そもそもオトナにとってのよい子はマネしない。面白くもない優等生がよい子だ。多くの子どもは好奇心の塊であり、基本よい子ではないし、よい子をめざす必要も自覚する必要もない。まぁ、よい子はときにキレるので、悪い子以上にキケンな場合があるけれど、そういう文脈にはないだろ?
オレなどは「よい子はマネするな!」といわれれば、確実にマネをして生きてきた(笑)。よい子化拒絶シンドロームだ。よい子でいたいおりこうさんなんてクソくらえって感じで生きている岡林信康チックな子どもにとって、「よい子はマネするな」というステロタイプなメッセージは何の意味も持たないばかりか害悪ですらある。いったい誰が言い始めたのだろう。どーーーせろくでもないPTAなんだろうな。
現実社会にもこういうメッセージがあふれている。
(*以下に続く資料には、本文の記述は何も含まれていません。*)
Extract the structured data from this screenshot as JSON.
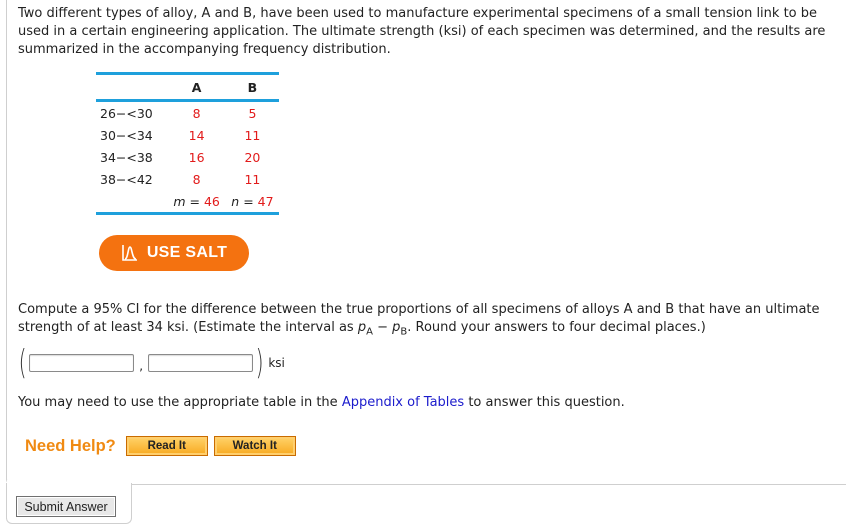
{
  "intro": "Two different types of alloy, A and B, have been used to manufacture experimental specimens of a small tension link to be used in a certain engineering application. The ultimate strength (ksi) of each specimen was determined, and the results are summarized in the accompanying frequency distribution.",
  "table": {
    "headers": [
      "",
      "A",
      "B"
    ],
    "rows": [
      {
        "label": "26−<30",
        "a": "8",
        "b": "5"
      },
      {
        "label": "30−<34",
        "a": "14",
        "b": "11"
      },
      {
        "label": "34−<38",
        "a": "16",
        "b": "20"
      },
      {
        "label": "38−<42",
        "a": "8",
        "b": "11"
      }
    ],
    "totals": {
      "m_label": "m",
      "m_value": "46",
      "n_label": "n",
      "n_value": "47",
      "eq": " = "
    }
  },
  "salt_button": {
    "label": "USE SALT",
    "icon": "salt-curve-icon"
  },
  "question": {
    "part1": "Compute a 95% CI for the difference between the true proportions of all specimens of alloys A and B that have an ultimate strength of at least 34 ksi. (Estimate the interval as ",
    "p_symbol": "p",
    "sub_a": "A",
    "minus": " − ",
    "sub_b": "B",
    "part2": ". Round your answers to four decimal places.)"
  },
  "answer": {
    "open_paren": "(",
    "close_paren": ")",
    "comma": ",",
    "lower_value": "",
    "upper_value": "",
    "unit": "ksi"
  },
  "appendix": {
    "before": "You may need to use the appropriate table in the ",
    "link": "Appendix of Tables",
    "after": " to answer this question."
  },
  "help": {
    "label": "Need Help?",
    "read_it": "Read It",
    "watch_it": "Watch It"
  },
  "submit_label": "Submit Answer",
  "colors": {
    "accent_orange": "#f47210",
    "table_rule_blue": "#1ea0dc",
    "value_red": "#e21b1b",
    "link_blue": "#1c1ccc",
    "help_orange": "#f08a12"
  }
}
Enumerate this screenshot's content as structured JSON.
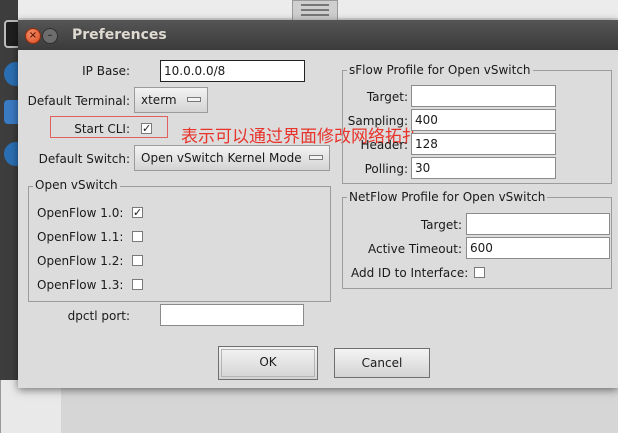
{
  "window": {
    "title": "Preferences"
  },
  "fields": {
    "ip_base_label": "IP Base:",
    "ip_base_value": "10.0.0.0/8",
    "default_terminal_label": "Default Terminal:",
    "default_terminal_value": "xterm",
    "start_cli_label": "Start CLI:",
    "default_switch_label": "Default Switch:",
    "default_switch_value": "Open vSwitch Kernel Mode",
    "dpctl_port_label": "dpctl port:",
    "dpctl_port_value": ""
  },
  "checkbox_glyph": "✓",
  "openvswitch": {
    "title": "Open vSwitch",
    "items": [
      {
        "label": "OpenFlow 1.0:",
        "checked": true
      },
      {
        "label": "OpenFlow 1.1:",
        "checked": false
      },
      {
        "label": "OpenFlow 1.2:",
        "checked": false
      },
      {
        "label": "OpenFlow 1.3:",
        "checked": false
      }
    ]
  },
  "sflow": {
    "title": "sFlow Profile for Open vSwitch",
    "target_label": "Target:",
    "target_value": "",
    "sampling_label": "Sampling:",
    "sampling_value": "400",
    "header_label": "Header:",
    "header_value": "128",
    "polling_label": "Polling:",
    "polling_value": "30"
  },
  "netflow": {
    "title": "NetFlow Profile for Open vSwitch",
    "target_label": "Target:",
    "target_value": "",
    "timeout_label": "Active Timeout:",
    "timeout_value": "600",
    "addid_label": "Add ID to Interface:"
  },
  "buttons": {
    "ok": "OK",
    "cancel": "Cancel"
  },
  "annotation": {
    "text": "表示可以通过界面修改网络拓扑",
    "color": "#e8332a"
  }
}
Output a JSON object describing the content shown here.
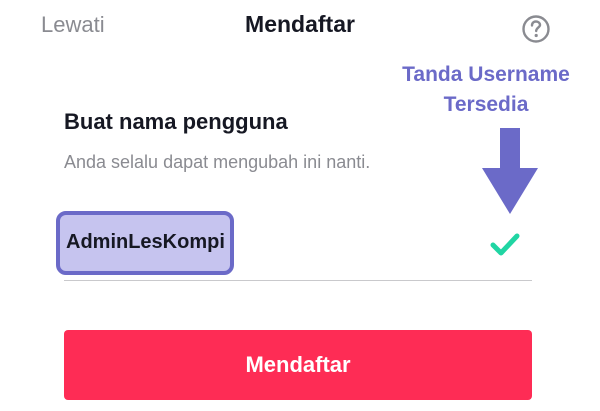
{
  "header": {
    "skip_label": "Lewati",
    "title": "Mendaftar",
    "help_icon": "question-circle-icon"
  },
  "annotation": {
    "label_line1": "Tanda Username",
    "label_line2": "Tersedia",
    "color": "#6b6ac8",
    "arrow_icon": "arrow-down-icon"
  },
  "form": {
    "heading": "Buat nama pengguna",
    "subtext": "Anda selalu dapat mengubah ini nanti.",
    "username_value": "AdminLesKompi",
    "available_icon": "checkmark-icon",
    "available_color": "#20d5a3"
  },
  "actions": {
    "submit_label": "Mendaftar",
    "submit_color": "#fe2c55"
  }
}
工事現場にライオンの絵が描いてあって「キケン!よい子は入るな」なんて書いてあったりするのだ。ライオンがそこにいるのか?いるなら観てみたいじゃないか!よい子である必要なんてまったくないオレたち。この日本にライオンがいて、よい子だけ進入禁止なら、オレは除外だ。そうだろう?
「よい子は」と限定するメッセージには、キケンを知らせるという目的からして、あきらかに矛盾がある。主旨が伝わらない。すくなくとも論理学入門みたいなテロップと同時に「よい子はマネするな」と表示することに、制作側の想像力の欠如が見て取れてしまうのだ。
「どうして?どうして?」と問う子役の疑問がいちいちステロタイプなのは本からの受け売りだからなのか。そこにこのドラマの本質はきっとないのだろうが、ウソつきのパラドックスとか、多少ひねりなさいひねりなさい(笑)。
昔NHK教育テレビの理科番組になんだろうくんがいた。なんだろうくんはボケ役で、あさってのほうを向いたような疑問を持つ。それも予定調和だったのかもしれないが、しかし今となってはなんだろうくんがいたことしか覚えていない(あと主題歌も覚えてる)。裏を返せば、そういう子ども(人形だったが)ほど印象に残るってことだ。
ぜひ「エジソンの母」の花房賢人くん(子役・清水優哉)には、独創的な「どうして?どうして?」で、なんだろうくんを超えて欲しい。
ちなみにいまGoogleで「よい子はマネしない」で検索したら43400件ヒットした。よい子って窮屈ダネ!